MFA has already proven to be a business-critical tool for tackling cyberattacks. Add advanced authentication, and businesses gain increased adaptability. Risk factors are assessed in real-time, with measures and policies dynamically applied and enforced. This allows for a consistent and seamless experience across devices and applications. Users can log in with biometrics and identity-based factors, allowing organizations to go passwordless, and solving risks around password-related breaches.
Of course, when managing privileged accounts, the chosen solution must balance security with agility. That can mean configurations requiring an extra authentication factor before logging in, or connection permitted through secure networks only. These can help with the many privilege-based challenges facing enterprises, such as privilege creep or standing privileges, that attackers can use to gain access and move undetected through networks.

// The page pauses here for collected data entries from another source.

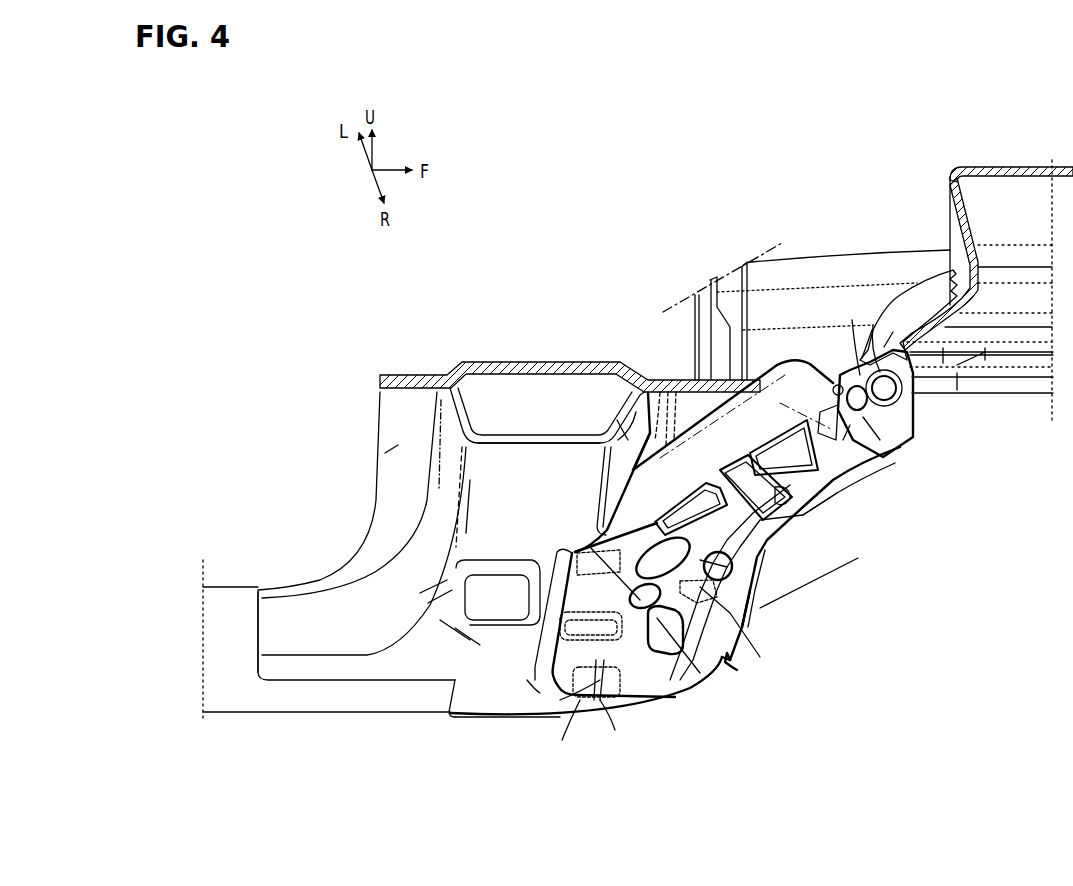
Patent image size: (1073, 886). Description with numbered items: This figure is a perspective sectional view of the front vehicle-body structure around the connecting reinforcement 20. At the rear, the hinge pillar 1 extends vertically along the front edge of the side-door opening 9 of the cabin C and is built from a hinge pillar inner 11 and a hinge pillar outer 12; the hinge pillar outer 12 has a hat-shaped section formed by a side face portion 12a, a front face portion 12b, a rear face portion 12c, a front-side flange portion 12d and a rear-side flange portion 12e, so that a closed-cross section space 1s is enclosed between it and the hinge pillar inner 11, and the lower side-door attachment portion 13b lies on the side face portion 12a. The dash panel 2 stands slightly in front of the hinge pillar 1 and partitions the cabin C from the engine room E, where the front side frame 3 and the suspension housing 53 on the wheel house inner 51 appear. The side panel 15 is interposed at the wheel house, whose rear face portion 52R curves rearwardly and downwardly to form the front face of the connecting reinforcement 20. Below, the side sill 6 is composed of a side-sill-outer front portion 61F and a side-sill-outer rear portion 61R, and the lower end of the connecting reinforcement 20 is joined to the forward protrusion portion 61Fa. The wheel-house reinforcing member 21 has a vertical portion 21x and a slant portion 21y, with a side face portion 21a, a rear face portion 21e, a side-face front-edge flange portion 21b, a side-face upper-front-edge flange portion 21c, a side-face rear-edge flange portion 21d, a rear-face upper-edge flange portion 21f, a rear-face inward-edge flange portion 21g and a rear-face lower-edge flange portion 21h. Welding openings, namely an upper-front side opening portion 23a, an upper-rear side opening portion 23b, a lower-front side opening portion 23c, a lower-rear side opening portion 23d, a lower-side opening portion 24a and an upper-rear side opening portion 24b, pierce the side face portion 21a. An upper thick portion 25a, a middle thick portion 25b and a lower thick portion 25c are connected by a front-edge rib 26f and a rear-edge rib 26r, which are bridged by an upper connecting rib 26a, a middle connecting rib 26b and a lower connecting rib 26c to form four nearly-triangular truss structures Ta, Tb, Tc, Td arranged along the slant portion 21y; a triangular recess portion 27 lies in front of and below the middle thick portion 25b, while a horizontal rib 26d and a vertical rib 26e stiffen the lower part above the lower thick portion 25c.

The hinge pillar 1 is at (377, 393).
The hinge pillar outer 12 is at (380, 410).
The rear-side flange portion 12e is at (380, 455).
The rear face portion 12c is at (455, 487).
The side face portion 12a is at (523, 460).
The front face portion 12b is at (625, 410).
The front-side flange portion 12d is at (660, 400).
The side-door opening 9 is at (281, 529).
The hinge pillar inner 11 is at (514, 360).
The closed-cross section space 1s is at (499, 412).
The side panel 15 is at (665, 400).
The rear-face inward-edge flange portion 21g is at (672, 400).
The dash panel 2 is at (700, 292).
The front side frame 3 is at (832, 252).
The suspension housing 53 is at (948, 172).
The wheel house inner 51 is at (896, 296).
The upper-rear side opening portion 24b is at (880, 375).
The side-face upper-front-edge flange portion 21c is at (858, 380).
The rear-face upper-edge flange portion 21f is at (833, 385).
The wheel-house reinforcing member 21 is at (680, 700).
The connecting reinforcement 20 is at (700, 700).
The truss structure Ta is at (818, 410).
The truss structure Tb is at (758, 447).
The truss structure Tc is at (724, 465).
The truss structure Td is at (688, 492).
The rear-edge rib 26r is at (644, 442).
The rear face portion 21e is at (628, 462).
The rear-face lower-edge flange portion 21h is at (606, 505).
The upper-rear side opening portion 23b is at (690, 550).
The upper-front side opening portion 23a is at (733, 568).
The lower-rear side opening portion 23d is at (640, 595).
The side-door attachment portion 13b is at (486, 595).
The horizontal rib 26d is at (610, 615).
The vertical portion 21x is at (540, 660).
The upper connecting rib 26a is at (862, 445).
The front-edge rib 26f is at (828, 487).
The middle connecting rib 26b is at (797, 513).
The lower connecting rib 26c is at (762, 550).
The slant portion 21y is at (837, 552).
The side-face front-edge flange portion 21b is at (757, 563).
The recess portion 27 is at (757, 627).
The middle thick portion 25b is at (725, 662).
The rear face portion 52R is at (732, 672).
The lower-front side opening portion 23c is at (716, 690).
The vertical rib 26e is at (665, 700).
The side face portion 21a is at (615, 718).
The lower thick portion 25c is at (597, 705).
The side-face rear-edge flange portion 21d is at (560, 705).
The forward protrusion portion 61Fa is at (720, 735).
The side-sill-outer rear portion 61R is at (328, 715).
The side-sill-outer front portion 61F is at (495, 725).
The side sill 6 is at (256, 716).
The lower-side opening portion 24a is at (905, 410).
The upper thick portion 25a is at (905, 445).
The cabin C is at (316, 330).
The engine room E is at (888, 158).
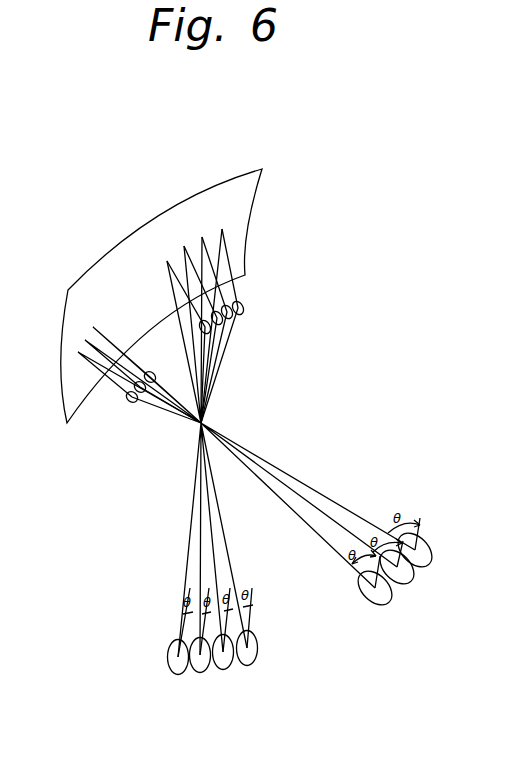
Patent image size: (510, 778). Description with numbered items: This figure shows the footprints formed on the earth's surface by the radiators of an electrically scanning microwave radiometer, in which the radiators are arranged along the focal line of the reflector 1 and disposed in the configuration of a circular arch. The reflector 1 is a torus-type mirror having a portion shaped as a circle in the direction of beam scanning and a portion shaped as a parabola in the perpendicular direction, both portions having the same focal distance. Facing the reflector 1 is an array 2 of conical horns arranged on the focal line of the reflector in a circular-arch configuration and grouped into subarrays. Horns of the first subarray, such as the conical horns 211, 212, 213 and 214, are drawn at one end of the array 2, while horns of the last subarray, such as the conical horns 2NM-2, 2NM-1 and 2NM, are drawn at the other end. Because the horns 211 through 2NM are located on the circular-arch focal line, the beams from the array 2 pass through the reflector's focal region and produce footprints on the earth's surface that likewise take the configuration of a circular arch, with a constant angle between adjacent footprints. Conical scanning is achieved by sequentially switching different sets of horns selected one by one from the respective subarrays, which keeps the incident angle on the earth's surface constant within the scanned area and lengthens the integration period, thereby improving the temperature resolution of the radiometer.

The reflector 1 is at (60, 359).
The array 2 is at (270, 282).
The conical horn 211 is at (243, 306).
The conical horn 212 is at (232, 320).
The conical horn 213 is at (216, 328).
The conical horn 214 is at (207, 336).
The conical horn 2NM-2 is at (160, 372).
The conical horn 2NM-1 is at (150, 400).
The conical horn 2NM is at (128, 408).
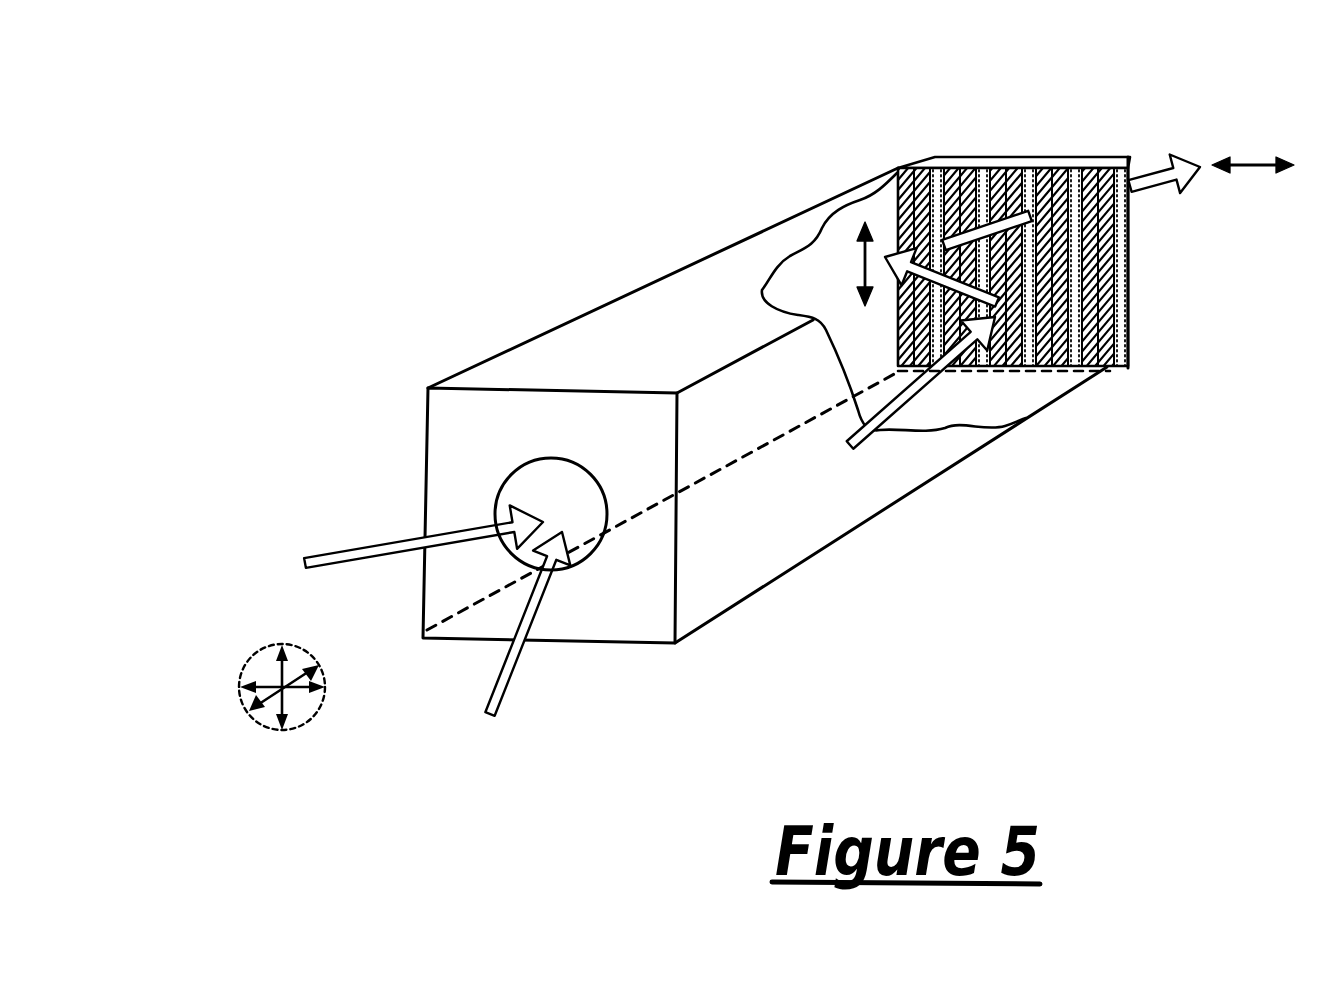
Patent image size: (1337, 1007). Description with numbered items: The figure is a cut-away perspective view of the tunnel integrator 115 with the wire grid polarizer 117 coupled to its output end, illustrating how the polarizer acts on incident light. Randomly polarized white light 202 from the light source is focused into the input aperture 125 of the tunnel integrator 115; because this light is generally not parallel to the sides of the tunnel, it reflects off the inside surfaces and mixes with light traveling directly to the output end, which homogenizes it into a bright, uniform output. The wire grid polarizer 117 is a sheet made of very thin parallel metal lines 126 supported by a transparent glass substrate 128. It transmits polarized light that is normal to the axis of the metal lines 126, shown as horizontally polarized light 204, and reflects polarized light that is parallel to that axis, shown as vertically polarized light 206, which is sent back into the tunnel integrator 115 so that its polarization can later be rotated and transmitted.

The tunnel integrator 115 is at (775, 226).
The wire grid polarizer 117 is at (908, 146).
The input aperture 125 is at (496, 492).
The metal lines 126 is at (1107, 367).
The transparent glass substrate 128 is at (1128, 280).
The randomly polarized white light 202 is at (258, 652).
The horizontally polarized light 204 is at (1253, 170).
The vertically polarized light 206 is at (830, 267).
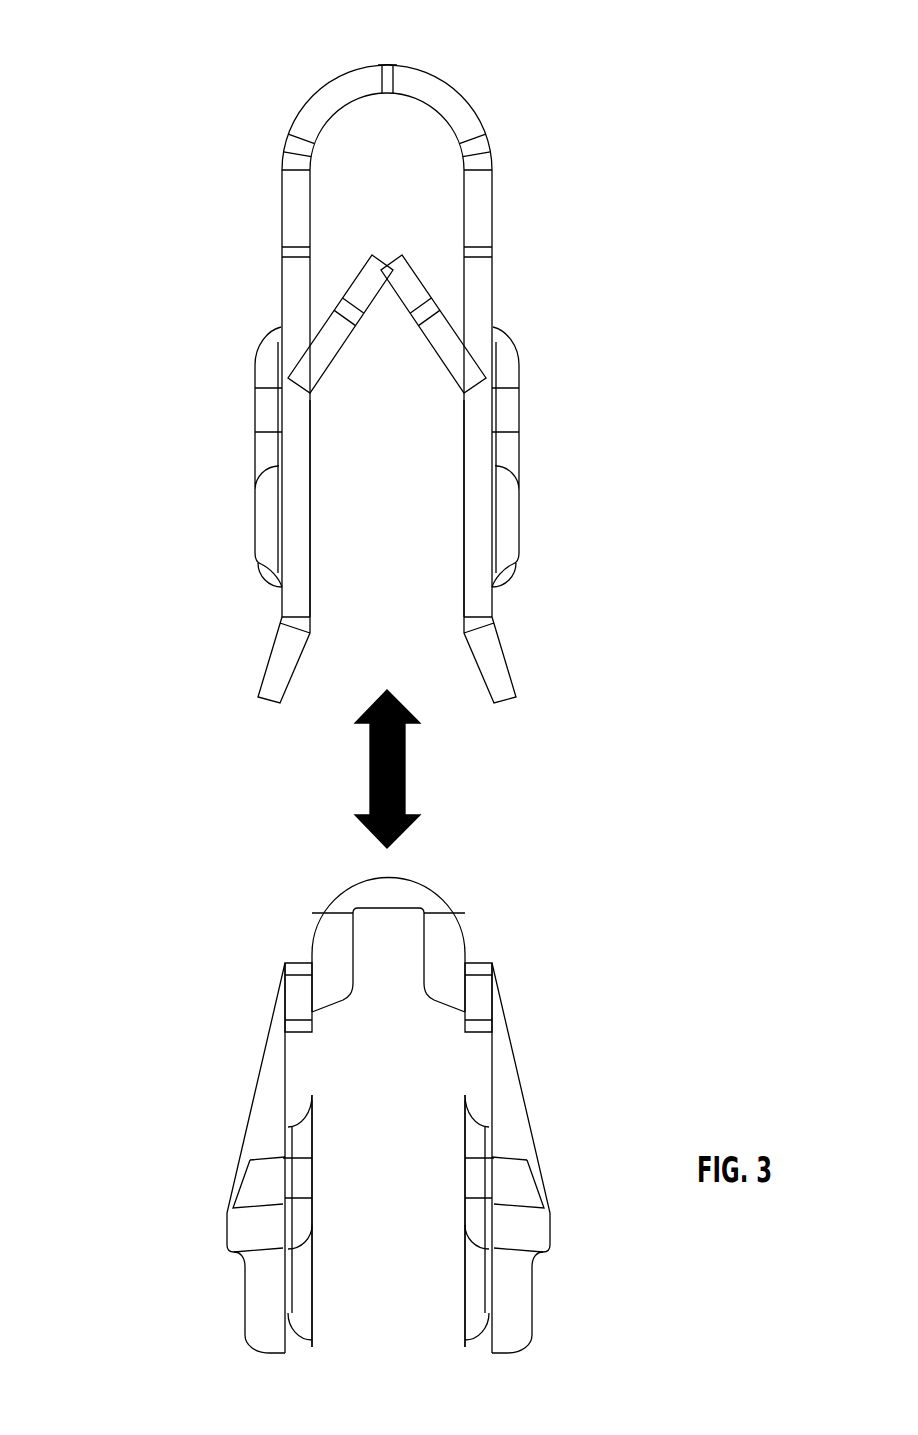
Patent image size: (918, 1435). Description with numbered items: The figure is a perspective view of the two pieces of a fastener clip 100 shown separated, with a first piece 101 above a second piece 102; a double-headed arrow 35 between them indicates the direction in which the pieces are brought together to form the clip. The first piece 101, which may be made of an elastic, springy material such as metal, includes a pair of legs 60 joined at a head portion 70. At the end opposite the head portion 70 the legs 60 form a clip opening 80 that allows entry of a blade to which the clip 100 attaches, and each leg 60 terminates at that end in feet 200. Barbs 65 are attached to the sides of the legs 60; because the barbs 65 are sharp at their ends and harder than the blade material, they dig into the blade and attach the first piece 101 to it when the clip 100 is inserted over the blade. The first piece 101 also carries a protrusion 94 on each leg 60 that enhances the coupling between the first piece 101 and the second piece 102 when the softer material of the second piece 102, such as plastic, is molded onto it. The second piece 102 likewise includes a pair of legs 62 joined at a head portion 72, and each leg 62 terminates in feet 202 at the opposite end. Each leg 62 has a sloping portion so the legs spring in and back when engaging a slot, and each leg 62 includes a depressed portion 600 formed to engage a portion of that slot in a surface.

The fastener clip 100 is at (687, 178).
The first piece 101 is at (140, 368).
The second piece 102 is at (160, 1079).
The head portion 70 is at (412, 87).
The head portion 72 is at (405, 893).
The barbs 65 is at (302, 288).
The protrusion 94 is at (267, 365).
The legs 60 is at (297, 508).
The feet 200 is at (275, 687).
The feet 202 is at (265, 1302).
The mating direction arrow 35 is at (678, 755).
The clip opening 80 is at (383, 642).
The legs 62 is at (240, 1175).
The depressed portion 600 is at (227, 1252).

IAM SaaS: Now is the right time for organizations
The benefits of SaaS are clear, established and proven over time.
From a technology perspective, SaaS allows for increased automation, self-service and better user and customer experiences thanks to automatic updates. Operationally, it enables more predictable and controllable costs, resource gains from outsourcing, improved scalability, plus a solution to the ongoing cybersecurity talent shortage. Governance and compliance teams get access to certified and audit-ready systems and documentation.
For business to continue benefiting with IAM, users need access at the right time – but only for enough time. That’s a challenge in increasingly dynamic environments, with changing regulations placing added demands on CISOs and IAM program leaders.
SSO and MFA have proven to be essential components to addressing these threats while simultaneously enabling organizational flexibility and agility. It’s now a case of making them available from one platform with a single pane: an SSO MFA subscription to solve the challenges from disjointed systems and lack of integrations. In other words, delivering IAM solutions with a subscription-based As-A-Service model – whole IAM as SaaS.